Man Bites Dog

Freakonomics had a nice post about the media coverage of Metro’s recent crash, drawing parallels with airline crashes and the perception about the safety of these various transport modes:

But what the media very rarely mention is that the carnage on our roads makes these much-hyped accidents look almost trivial. Nine lives is nine too many, but there were 39,800 motor vehicle traffic fatalities in 2008 alone (and that was a good year). At that rate, between the time of the accident, June 22, and the time you are reading this, on average about 1,000 Americans died on our roadways. Yet this rarely merits a mention by the press.

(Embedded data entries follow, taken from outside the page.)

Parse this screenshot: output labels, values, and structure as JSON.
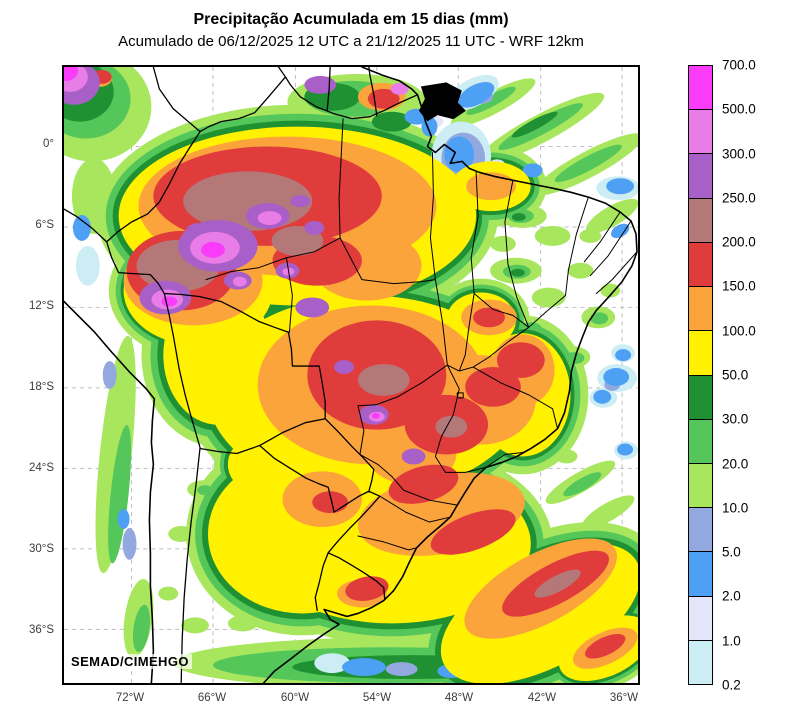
{
  "header": {
    "title": "Precipitação Acumulada em 15 dias (mm)",
    "subtitle": "Acumulado de 06/12/2025 12 UTC a 21/12/2025 11 UTC - WRF 12km"
  },
  "map": {
    "watermark": "SEMAD/CIMEHGO",
    "lat_ticks": [
      "0°",
      "6°S",
      "12°S",
      "18°S",
      "24°S",
      "30°S",
      "36°S"
    ],
    "lon_ticks": [
      "72°W",
      "66°W",
      "60°W",
      "54°W",
      "48°W",
      "42°W",
      "36°W"
    ]
  },
  "legend": {
    "labels": [
      "700,0",
      "500,0",
      "300,0",
      "250,0",
      "200,0",
      "150,0",
      "100,0",
      "50,0",
      "30,0",
      "20,0",
      "10,0",
      "5,0",
      "2,0",
      "1,0",
      "0,2"
    ],
    "labels_display": [
      "700.0",
      "500.0",
      "300.0",
      "250.0",
      "200.0",
      "150.0",
      "100.0",
      "50.0",
      "30.0",
      "20.0",
      "10.0",
      "5.0",
      "2.0",
      "1.0",
      "0.2"
    ],
    "colors": [
      "#FA3CFA",
      "#E87DE8",
      "#A85FC8",
      "#B47878",
      "#E03C3C",
      "#FCA43C",
      "#FFF100",
      "#1F9133",
      "#55C75A",
      "#A7E65D",
      "#94A8E0",
      "#4EA0F5",
      "#E4E4FB",
      "#CDEDF4"
    ]
  },
  "chart_data": {
    "type": "heatmap",
    "title": "Precipitação Acumulada em 15 dias (mm)",
    "subtitle": "Acumulado de 06/12/2025 12 UTC a 21/12/2025 11 UTC - WRF 12km",
    "units": "mm",
    "x_ticks": [
      "72°W",
      "66°W",
      "60°W",
      "54°W",
      "48°W",
      "42°W",
      "36°W"
    ],
    "y_ticks": [
      "0°",
      "6°S",
      "12°S",
      "18°S",
      "24°S",
      "30°S",
      "36°S"
    ],
    "legend_levels_mm": [
      0.2,
      1,
      2,
      5,
      10,
      20,
      30,
      50,
      100,
      150,
      200,
      250,
      300,
      500,
      700
    ],
    "legend_colors_low_to_high": [
      "#CDEDF4",
      "#E4E4FB",
      "#4EA0F5",
      "#94A8E0",
      "#A7E65D",
      "#55C75A",
      "#1F9133",
      "#FFF100",
      "#FCA43C",
      "#E03C3C",
      "#B47878",
      "#A85FC8",
      "#E87DE8",
      "#FA3CFA"
    ],
    "field_summary": "Maximum accumulation (300-700 mm, purple/magenta) over western Amazon; widespread 100-250 mm (orange/red) across central Brazil and the Southeast; 50-100 mm (yellow) over most of interior Brazil and adjacent South Atlantic; light totals (0.2-30 mm, blues/greens) over Northeast Brazil, the Andes and far South."
  }
}
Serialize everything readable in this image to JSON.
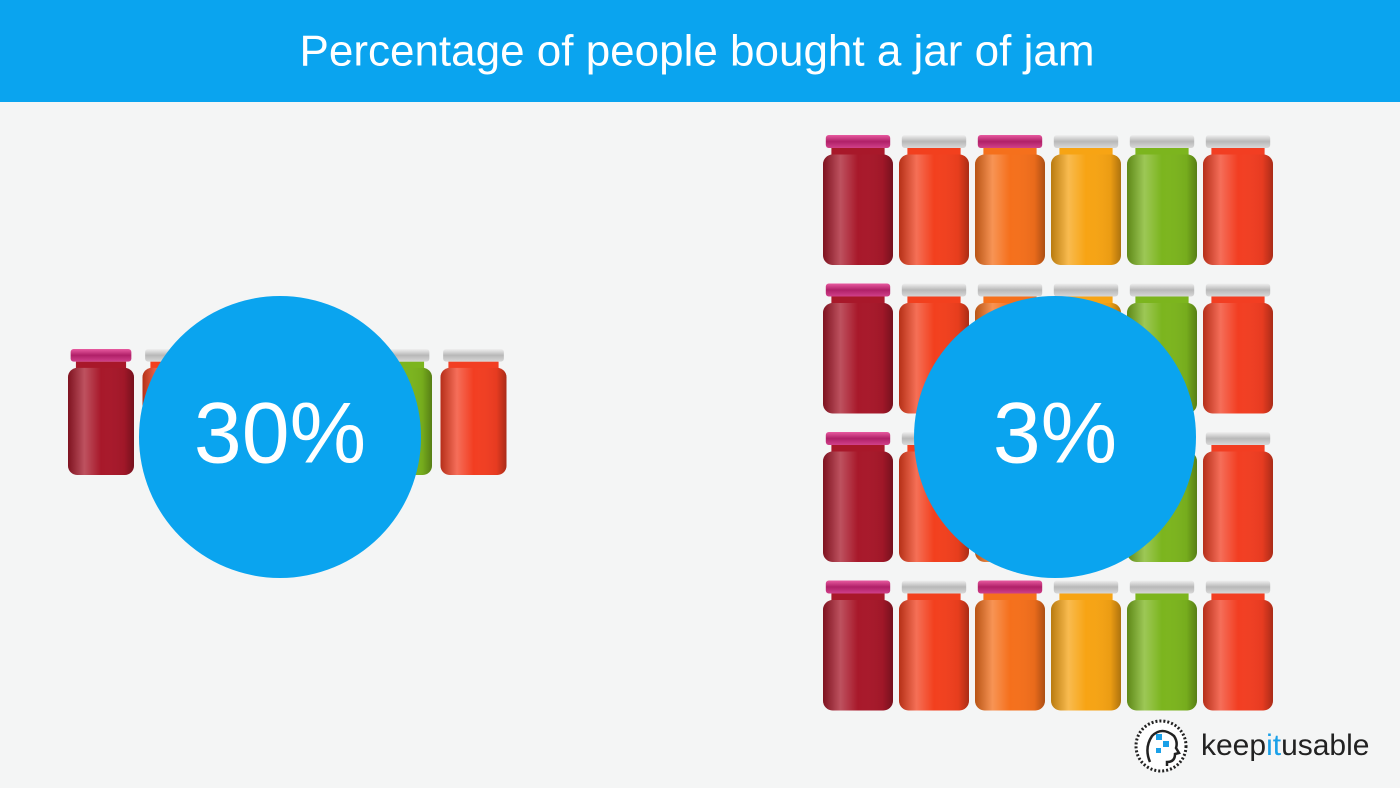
{
  "header": {
    "title": "Percentage of people bought a jar of jam"
  },
  "panels": [
    {
      "label": "30%"
    },
    {
      "label": "3%"
    }
  ],
  "logo": {
    "parts": [
      "keep",
      "it",
      "usable"
    ]
  }
}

And I think there is one more key dynamic. Heavy rail (the mode in the Washington crash) is a lot safer than car travel; in 2006 (the last year for which I have data) autos were responsible for five times more fatalities per passenger mile. (See here for auto fatalities per year, here for transit fatalities, and here for passenger miles traveled by mode.

In 2007 and 2008 there was not a single fatal accident associated with a major commercial airline. This year has seen 60 deaths (most from a single crash), but that still makes commercial air travel vastly safer than driving. Even in 2001, the year of a (hopefully) freak disaster on 9/11, commercial air travel had a per-passenger mile fatality rate about one eighth that of driving (see here for air fatalities).

Matt Yglesias had a similar feeling in the immediate aftermath:

— Fatal train accidents are national news stories precisely because they’re so rare. Deadly car crashes are a dog-bites-man story. Obviously, what happened was unacceptable but the fact remains that commuting by rail is very safe.

So far, I’ve been very impressed with the man on the street interviews most local TV stations have had with Metro riders.  Almost all of them have expressed this exact same sentiment – despite the accident, Metro is still the safest way to travel.

My anecdotal evidence from riding shows very few people have been avoiding the system.  Yesterday’s ridership report (June 2) shows system-wide ridership of 778,670.  Considering the proximity to the long weekend, that’s exactly what you’d expect to see.  It’s down from last year’s number on that date, but gasoline last summer was a lot more expensive.